Pete Amyoony’s greenhouse is full of these antiques such as the Stone tomato and the German Pink tomato. These are just some of a dozen heritage plants he is dutifully caring for. Without growers like him, these plant varieties would be long gone.
Amyoony is part of a network of global growers who are collecting endangered seeds so they can continue to exist. Some heritage species, like the Stone tomato, are kept by just two growers in the entire world.
Down a steep ladder in Pete Amyoony’s basement is where dozens of these seeds are kept cool and dry. He takes care of 170 tomatoes and 60 potatoes. Anyone in the world can order seeds from him.
Every year we lose an average of 300 varieties of vegetables around the world, Amyoony says. Without someone growing and saving the seeds, these varieties will never be able to grow again.
In the 1980s big corporations like Monsanto bought out a bunch of mom and pop seed operations, he says.
“The seed operations used to grow local varieties that did well,” Amyoony says. “If there were Robson Valley seeds, they grew well in the Robson Valley.”
He says within three years, the big companies had taken over 90 per cent of the seed companies of North America and they threw out most of the heritage seeds – the ones people had been growing in those local areas for hundreds of years.
Why? They wanted to hybridize the seeds so they couldn’t be saved and farmers would have to buy new seeds from the company every year, thus increasing the company’s profits, Amyoony says.
“It’s a money-making thing for the corporations.”
Once people realized the extent of the seeds being lost, they started a seeds saver exchange. People would buy endangered seeds and keep strains alive by planting some every year and offering the seeds for people on the exchange to buy.

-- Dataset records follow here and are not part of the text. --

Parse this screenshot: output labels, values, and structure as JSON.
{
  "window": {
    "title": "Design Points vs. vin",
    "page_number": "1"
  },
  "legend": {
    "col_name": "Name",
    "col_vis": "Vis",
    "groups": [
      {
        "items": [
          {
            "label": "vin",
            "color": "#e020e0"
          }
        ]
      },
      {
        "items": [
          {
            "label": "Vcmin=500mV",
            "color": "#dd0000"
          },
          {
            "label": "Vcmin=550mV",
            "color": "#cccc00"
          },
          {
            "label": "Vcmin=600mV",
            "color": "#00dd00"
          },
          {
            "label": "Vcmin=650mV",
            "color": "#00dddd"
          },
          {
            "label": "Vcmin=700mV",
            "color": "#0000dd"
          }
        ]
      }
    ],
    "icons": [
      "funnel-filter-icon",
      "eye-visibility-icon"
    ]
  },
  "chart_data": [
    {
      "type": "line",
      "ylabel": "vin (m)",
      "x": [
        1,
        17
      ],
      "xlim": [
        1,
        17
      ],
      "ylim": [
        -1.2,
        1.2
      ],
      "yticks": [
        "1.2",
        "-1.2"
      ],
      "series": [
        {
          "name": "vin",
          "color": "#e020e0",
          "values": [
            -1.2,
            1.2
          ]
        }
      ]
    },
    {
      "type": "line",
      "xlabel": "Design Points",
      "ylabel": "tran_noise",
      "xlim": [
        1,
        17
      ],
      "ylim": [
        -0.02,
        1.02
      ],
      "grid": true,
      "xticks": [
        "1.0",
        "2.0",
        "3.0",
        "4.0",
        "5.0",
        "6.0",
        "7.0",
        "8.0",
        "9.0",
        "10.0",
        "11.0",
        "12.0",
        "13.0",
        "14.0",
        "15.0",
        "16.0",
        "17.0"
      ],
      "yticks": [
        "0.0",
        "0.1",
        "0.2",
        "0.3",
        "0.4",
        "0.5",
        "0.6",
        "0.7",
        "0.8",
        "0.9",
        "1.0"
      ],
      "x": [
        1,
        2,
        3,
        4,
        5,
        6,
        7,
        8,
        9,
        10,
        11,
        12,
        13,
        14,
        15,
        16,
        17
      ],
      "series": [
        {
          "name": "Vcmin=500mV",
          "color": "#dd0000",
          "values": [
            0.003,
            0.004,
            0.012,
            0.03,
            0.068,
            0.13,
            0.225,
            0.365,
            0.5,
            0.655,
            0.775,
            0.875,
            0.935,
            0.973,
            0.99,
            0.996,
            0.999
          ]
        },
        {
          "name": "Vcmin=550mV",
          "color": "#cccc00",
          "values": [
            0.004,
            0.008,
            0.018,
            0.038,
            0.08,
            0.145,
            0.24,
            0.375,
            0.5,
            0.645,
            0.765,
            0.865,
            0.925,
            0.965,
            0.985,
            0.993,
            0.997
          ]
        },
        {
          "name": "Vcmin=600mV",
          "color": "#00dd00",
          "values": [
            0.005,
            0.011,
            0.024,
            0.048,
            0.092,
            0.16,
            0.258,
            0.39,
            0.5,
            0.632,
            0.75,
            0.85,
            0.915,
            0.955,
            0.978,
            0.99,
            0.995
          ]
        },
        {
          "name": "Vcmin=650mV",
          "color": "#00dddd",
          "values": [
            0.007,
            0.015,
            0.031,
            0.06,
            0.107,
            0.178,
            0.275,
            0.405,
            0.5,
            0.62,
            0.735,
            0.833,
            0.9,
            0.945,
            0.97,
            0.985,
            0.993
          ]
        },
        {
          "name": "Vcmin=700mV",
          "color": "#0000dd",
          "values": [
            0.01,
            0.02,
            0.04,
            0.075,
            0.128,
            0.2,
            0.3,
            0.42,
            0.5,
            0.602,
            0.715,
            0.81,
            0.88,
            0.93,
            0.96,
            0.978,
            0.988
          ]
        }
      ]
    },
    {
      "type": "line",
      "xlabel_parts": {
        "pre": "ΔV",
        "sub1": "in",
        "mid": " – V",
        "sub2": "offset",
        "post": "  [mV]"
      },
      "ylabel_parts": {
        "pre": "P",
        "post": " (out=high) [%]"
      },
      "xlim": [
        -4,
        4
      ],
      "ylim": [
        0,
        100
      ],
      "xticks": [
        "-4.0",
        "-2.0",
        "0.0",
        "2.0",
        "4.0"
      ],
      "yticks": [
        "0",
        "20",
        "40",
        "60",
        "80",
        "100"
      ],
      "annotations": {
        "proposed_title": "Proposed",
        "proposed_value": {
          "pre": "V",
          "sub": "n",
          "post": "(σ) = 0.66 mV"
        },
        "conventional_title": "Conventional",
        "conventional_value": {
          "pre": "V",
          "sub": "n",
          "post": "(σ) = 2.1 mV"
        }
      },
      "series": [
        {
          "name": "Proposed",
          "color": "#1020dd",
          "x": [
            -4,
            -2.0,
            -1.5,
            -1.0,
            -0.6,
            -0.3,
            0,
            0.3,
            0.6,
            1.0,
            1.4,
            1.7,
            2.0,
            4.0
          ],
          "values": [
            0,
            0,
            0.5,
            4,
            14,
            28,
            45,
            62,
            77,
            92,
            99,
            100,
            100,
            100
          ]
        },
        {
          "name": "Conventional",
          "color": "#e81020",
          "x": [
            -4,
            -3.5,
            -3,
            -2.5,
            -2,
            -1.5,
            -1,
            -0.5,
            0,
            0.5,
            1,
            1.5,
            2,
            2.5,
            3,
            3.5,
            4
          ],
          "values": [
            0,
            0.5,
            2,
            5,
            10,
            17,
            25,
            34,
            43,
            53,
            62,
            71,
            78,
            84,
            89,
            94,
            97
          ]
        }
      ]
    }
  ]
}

Every year they come out with a book containing thousands of varieties of seeds available from each other so they don’t depend on the companies.
The catalogue – as thick as a phone book – keeps getting thicker as more varieties are de-listed and can no longer be sold as certified seed. It offers thousands of older varieties of garden vegetable seeds you can order from individual growers like Amyoony.
Green mountain potatoes were grown in the 1930s and exported by the railroad carload out of the Robson Valley. Caribou Potatos were also de-listed since the stem stayed attached to the potato, and was not good for commercial planting.
“They’re beautiful potatoes, they keep the best and they were developed for northern British Columbia in Prince George in the 1950s and 60s.”
Amyoony says the government limits the number of varieties that are available as “certified seed” – in other words, varieties that may legally be sold commercially. The idea is to protect commercial interests, he says.
Once de-listed they cannot be sold as certified seed.
“It’s awful. It’s like taking our heritage. Those potatoes and tomatoes have been developed over hundreds of years and saved by our grandparents and great grandparents because they were the best ones for our area.”
Dunster resident Floyd Caywood came to the farmers market about 15 years ago where Amyoony was selling tomatoes. He said “Oh those are good looking home grown tomatoes, but you’ll never find one like the ones I used to grow as a kid in the 1920s.”
It was called Stone tomato. Caywood said he couldn’t buy them anymore because they stopped producing those seeds.
Amyoony didn’t let on that he was a part of the seed exchange. He went home and in his seed exchange book found two people in the world who still had Stone tomato seeds – one in England and one in California.
Amyoony got the seeds and grew a plant for Caywood. Ever since then, he has grown a plant for him in his garden.
Because the heirloom plant varieties were grown for specific locations and for taste, rather than commercial interests, they are often jucier, more flavourful, and have a better texture.
But not all the varieties are desirable.
This year someone brought him an heirloom pepper – the hottest pepper in the world. It’s rated 1 million Scoville heat units. The Jalapeno is 3,000 and the habanero is 50,000.
“I said ‘What are you going to use it for?’ I’m afraid to touch it.”